I can only advise you, get a help home.
Greetings and a lot of strength Patience and love I wish you.
Hard time for the carers
2 Tuesday, May 26, 2015 at 5:57 pm
A relative
... I can only agree with the patients being cared for at home with a caregiver; in the nursing home there is far too little attention and the omission of food is totally neglected, as well as the body care. It's all under time pressure.
The nursing home operators drive the fat cars, stuff their bags of money, and the staff and residents suffer.
Only the government should free the family members, if they take advantage of an affordable foreign aid. In reality, that would be a win for everyone involved. For the people who offer their help in the care of the elderly, the money that they get on hand, a lot of value, they must and can take care of the caregiver more intense and thus more loving, because they have no time pressure and only one person have provided.

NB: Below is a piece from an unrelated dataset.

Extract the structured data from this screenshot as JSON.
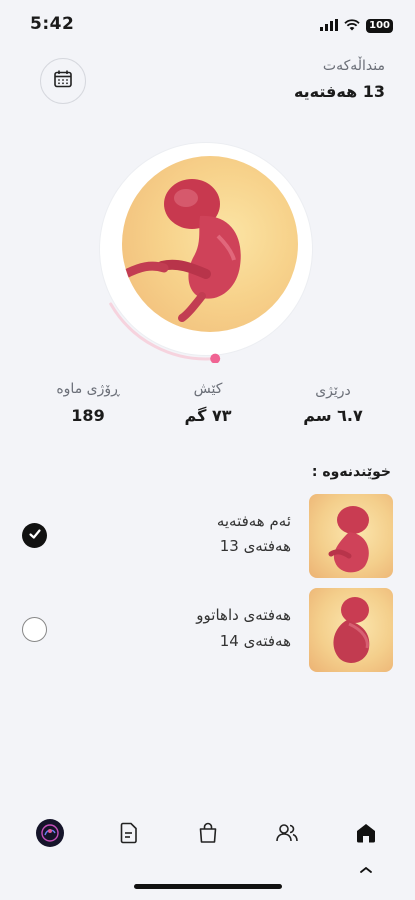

The one who is cared for is certainly less aggressive and depressed because time is left for attention. The relatives do not have to be annoyed if they, so that the parents are well, even take over a large part of the care in the nursing home, before all the teeth are rotten!
Father with dementia
1 Saturday, 18 April 2015 06:51
Sylvia Tews
I have had my father with me for 3 months, until then he lived alone. 3 months ago he had a Tia, and then it went downhill! He does not know where he lives, he needs help, he can not dress, wash and care alone.We get up to 6 times during the night, because he does not find the toilet, it's usually too late anyway !!! Sometimes he gets naughty, then he is very nice again, It's bad to see a loved one like that !! I'm scared of the day when I have to give it to the home.
Add to that the ignorance and impudence of the care fund. Care level 2 was rejected for the third time. The statement of the MDK: if my dad lives longer with me, he would also find the toilet alone at night !! Where do we live ??????????